Plymouth Rock Assurance, founded in 1982, is an insurance provider that had historically focused on providing auto insurance for the Northeastern USA. However, the last two years have seen its Home Insurance Group growing extraordinarily, all thanks to a decision by the company to embrace homeowner’s insurance as a growth strategy. “Our values are helping customers solve their problems.” Bill Martin, who leads the Home Insurance Group at the company, says, “We go a little further than most companies are willing to in order to do a better job.”
Martin was brought on to turn home insurance at Plymouth Rock into a self-sustaining business in 2016. “Coming into the home insurance business, we already had established relationships through our auto insurance connections, so we had an embedded advantage. Our independent agents and our distribution partners were already committed and enthusiastic marketers of our products,” he explains, “but it also provided us with an opportunity to do something more dramatic and sophisticated than what was being done.”
The goal at Plymouth Rock was to streamline the customer experience. Traditionally, acquiring home insurance is a complex process with dozens of lengthy questionnaires full of “gotcha” questions that either hike up the price or justify denying the customer. “We did something similar to what a startup does,” Martin says. “We wiped the slate clean.” This allowed the company to establish a clear goal. “We wanted to start with something very simple: what was the absolute ideal way for a customer to buy and maintain their home insurance policy?” Martin continues, “Everything we do is built around that specific experience.” Internally, the quest for innovation saw the Home Insurance Group completely remodel its product manager role, following a technology industry model. Historically, product managers in the insurance industry focus primarily on product pricing. Plymouth Rock gave product managers direct oversight for a variety of employees, from data scientists to technology IT professionals, user design experts to business process engineers. The resulting tool is called @Home.
While the average competitor takes 20-30 minutes to quote a home insurance policy and find coverage, @Home by Plymouth Rock Assurance can do it in under five minutes. The quote itself takes less than 30 seconds. “The only way we can do that is by doing our homework first,” says Martin.
“We try to answer all the questions about the people and the houses that need insurance before they even ask us for a quote. We pre-rate all the homes in our territory and figure out what it costs to insure them for a basic coverage package.” Everything delivered at Plymouth Rock works alongside the advent of technology. It is a learning process, with customer experience at the forefront. “What happens in the background might be very complicated, but for you sitting on the other end of the chatbot, or our website, or the phone, it looks like three small steps,” Martin says. With Plymouth Rock’s new tech platform, customers can submit photographic evidence for simple claims with the potential for instant payments. While this isn’t possible for every customer and every case, data and analytics help the company define when loss scenarios can be streamlined like this. Customers can also take pictures of their home and submit them through an app developed by Plymouth Rock when initially seeking a home insurance policy. This removes the need for inspections and allows policies to be in force more quickly. Plymouth Rock also focuses on the importance of partial loss claims such as ruined carpets or fire-damaged kitchens. “Most home insurance companies practically expect you to be a general contractor, able to know how much it’ll cost to rebuild your home two years from now,” Martin says. “Yet the majority of claims you make aren’t total loss claims.”

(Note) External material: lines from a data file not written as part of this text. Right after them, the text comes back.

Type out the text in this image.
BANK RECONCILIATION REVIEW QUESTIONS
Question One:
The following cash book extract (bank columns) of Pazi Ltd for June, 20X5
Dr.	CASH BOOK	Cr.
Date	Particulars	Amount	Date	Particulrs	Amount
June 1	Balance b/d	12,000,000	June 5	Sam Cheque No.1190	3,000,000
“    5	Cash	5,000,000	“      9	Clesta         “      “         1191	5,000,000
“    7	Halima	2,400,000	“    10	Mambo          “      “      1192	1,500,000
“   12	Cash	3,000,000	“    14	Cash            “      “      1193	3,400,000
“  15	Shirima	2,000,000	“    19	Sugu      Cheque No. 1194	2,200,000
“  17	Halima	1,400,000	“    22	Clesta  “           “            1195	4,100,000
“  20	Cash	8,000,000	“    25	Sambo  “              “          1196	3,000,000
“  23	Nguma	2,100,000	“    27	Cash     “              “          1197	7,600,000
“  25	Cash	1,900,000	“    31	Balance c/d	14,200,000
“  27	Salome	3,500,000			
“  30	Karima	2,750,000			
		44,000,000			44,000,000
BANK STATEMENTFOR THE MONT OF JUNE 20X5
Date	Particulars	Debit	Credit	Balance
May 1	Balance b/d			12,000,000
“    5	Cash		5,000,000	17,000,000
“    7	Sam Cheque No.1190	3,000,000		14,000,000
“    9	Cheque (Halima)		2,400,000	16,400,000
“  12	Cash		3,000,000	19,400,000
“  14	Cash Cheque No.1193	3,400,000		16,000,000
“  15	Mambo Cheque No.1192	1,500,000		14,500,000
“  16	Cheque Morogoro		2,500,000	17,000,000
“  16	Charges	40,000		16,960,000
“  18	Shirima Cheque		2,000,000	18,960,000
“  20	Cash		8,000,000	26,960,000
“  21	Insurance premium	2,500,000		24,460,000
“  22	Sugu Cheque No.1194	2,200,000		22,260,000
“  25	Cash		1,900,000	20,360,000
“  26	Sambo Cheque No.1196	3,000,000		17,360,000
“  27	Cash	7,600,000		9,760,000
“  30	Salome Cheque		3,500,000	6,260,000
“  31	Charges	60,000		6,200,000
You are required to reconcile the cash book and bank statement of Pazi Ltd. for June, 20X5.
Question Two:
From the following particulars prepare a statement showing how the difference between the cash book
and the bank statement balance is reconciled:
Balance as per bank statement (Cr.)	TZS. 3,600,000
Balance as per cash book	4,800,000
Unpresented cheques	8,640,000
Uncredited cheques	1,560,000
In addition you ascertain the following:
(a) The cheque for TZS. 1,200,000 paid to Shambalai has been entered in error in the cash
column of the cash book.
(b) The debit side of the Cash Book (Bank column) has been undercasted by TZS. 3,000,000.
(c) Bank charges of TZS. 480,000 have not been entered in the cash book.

The approach taken by Plymouth Rock has had such great success that it has started bleeding into other business lines of the company. Plymouth Rock’s home business has exceeded internal expectations in terms of both growth trajectory and business profitability. While the insurance industry grew around 3% last year, the Home Insurance Group grew 57%. Rapid growth is not the main challenge; competitors can grow rapidly by under-pricing the product. What sets Plymouth Rock apart from the many fast-growing insuretechs is how it keeps growth in line with profitability. Aside from a competitive market, the company has had to face detractors who operate traditionally and criticise new methodologies. “There’s a lot of mischaracterisation in what we’re doing,” Martin says, “but you make yourself vulnerable to that whenever you disrupt a market.”
This rapid growth has had its challenges. Being at the forefront of innovation means presenting unknown processes to partners that might have to change their workflow to accommodate new systems. Meanwhile, finding in-house talent to perform at the level needed is an obstacle faced across the industry. But it’s worth it. Plymouth Rock’s quick processes allow agents to spend more time talking to customers about types of coverage instead of price, ultimately selling more and more often. “While it takes a little bravery to do something that’s dramatically different, with us, we’re less brave than we are strategic.” Martin explains, “We use a lot of data, advanced modelling, and process technology behind the scenes. It would be difficult for other companies to replicate and deliver the results we’re delivering.”
According to Martin, the industry is on the cusp of major change. “Five years from now, there will be a shakeout of people who have good technology but don’t have a sustainable profit margin, leaving only companies that are ‘doing it’ rather than talking about it.” Martin concludes, “I think that will set us as a market leader. Internally, it will be a rollercoaster of making mistakes and learning from those. Externally, for the customer, it will be a lot more enjoyable to buy home insurance.”